Well, it seems like our winter has been sporadic and hints of spring keep popping up here and there with 70 degree temperatures and beautiful days. Along with the warm temperatures, we’re not the only ones getting spring fever. Our bluebirds are pairing up and starting their spring cleaning in bluebird houses across the Lowcountry.
It may seem a little early, but February is usually the time to clean out your bluebird boxes and usually the occupation of boxes is not that far behind. Already, I’m seeing bluebird males standing guard on top of the nest boxes, while the female is going in and out, inspecting and readying the “home” for a burgeoning family of little bluebirds!
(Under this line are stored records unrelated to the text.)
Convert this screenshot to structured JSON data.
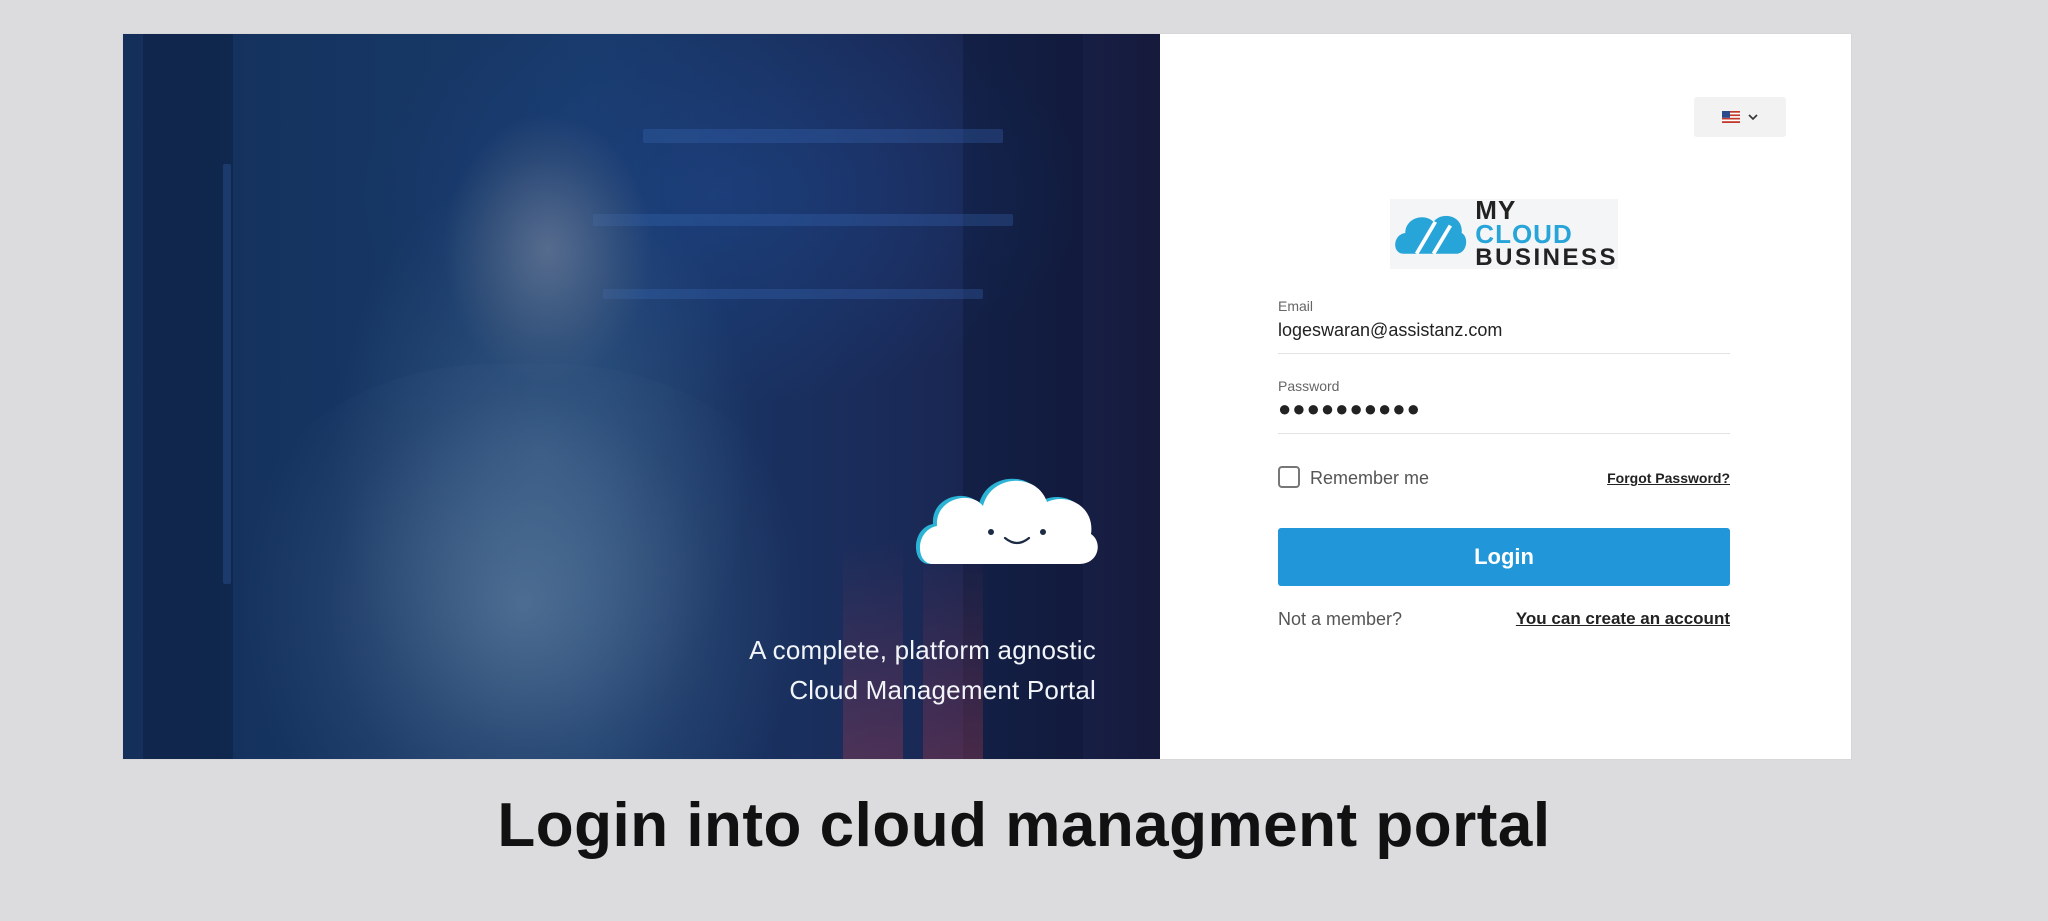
{
  "hero": {
    "tagline_line1": "A complete, platform agnostic",
    "tagline_line2": "Cloud Management Portal",
    "mascot_icon": "smiling-cloud-icon"
  },
  "language": {
    "selected": "US English",
    "flag_icon": "us-flag-icon",
    "toggle_icon": "chevron-down-icon"
  },
  "logo": {
    "word_my": "MY",
    "word_cloud": "CLOUD",
    "word_business": "BUSINESS",
    "icon": "cloud-logo-icon"
  },
  "form": {
    "email_label": "Email",
    "email_value": "logeswaran@assistanz.com",
    "password_label": "Password",
    "password_value": "●●●●●●●●●●",
    "remember_label": "Remember me",
    "remember_checked": false,
    "forgot_label": "Forgot Password?",
    "login_label": "Login",
    "not_member_label": "Not a member?",
    "create_account_label": "You can create an account"
  },
  "caption": "Login into cloud managment portal",
  "colors": {
    "accent": "#2196d9",
    "logo_blue": "#27a4d8",
    "background": "#dcdbdd",
    "hero_dark": "#14305a"
  }
}
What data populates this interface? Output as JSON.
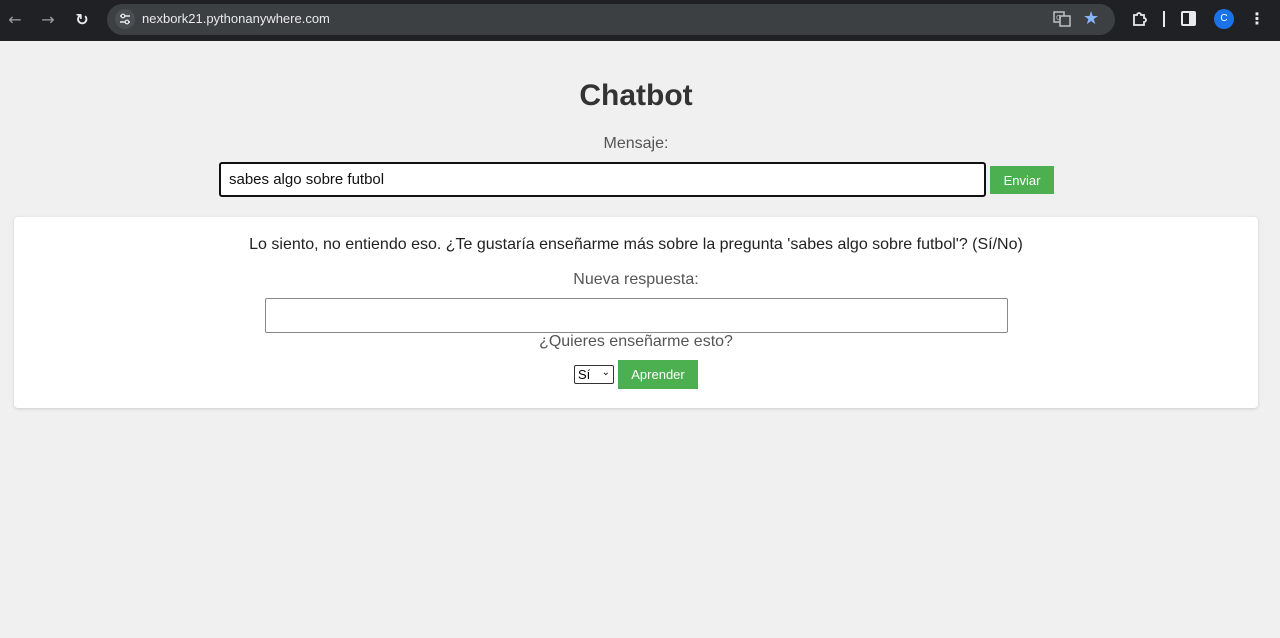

The Eastern Bluebird (Sialia sialis) is a member of the thrush family that contains other members such as the wood thrush, hermit thrush, and American robin. These small birds, at one time, were declining due to loss of habitat and nesting areas, as well as competition from non-native species such as the European Starling and English (House) sparrows, who aggressively out compete the native bluebird for nest cavities. In decline, a couple of wonderful folks by the name of Dr. Lawrence Zeleny and Mary D. Janetatos started the North American Bluebird Society due to their concern for the decline of bluebirds and through this society and their efforts, they have raised awareness of the bluebird’s plight and have made the bluebird nest project one of the most successful and popular wildlife conservation and preservation movements in history! To their credit, bluebirds have benefited greatly from nest box programs all across the easternU.S. and the population is now stable and even growing in many areas. Nowadays, it is almost guaranteed that you can put up a box and have bluebirds nest it if it is located in a favorable place. Here’s a few facts and things to keep in mind about erecting and monitoring a bluebird box:
-There are many plans for different types of bluebird boxes on the internet, if you want to make your own.
-The entrance hole is 1 1/2″ in diameter and the box should be located on a pole or post about 5 feet off the ground.
-The best time to erect a box us usually in February or March, but they can be erected any time.
-Don’t mount nest boxes on trees
-It is not necessary to paint your box or stain it. Use a natural rot resistant wood like cedar or cypress. If you do paint your box, paint it in dull or natural colors and only paint the outside.
-Bluebirds don’t need a perch on their boxes.
-Monitor the box once a week up until the birds hatch. After that, don’t disturb the boxes because you may startle the young into jumping from the nest.
-Keep an eye out for neighborhood and feral cats. They can catch the adults and also prey upon the young in the process of fledging
-Clean your boxes each February. It isn’t necessary to clean the box out after the young fledge.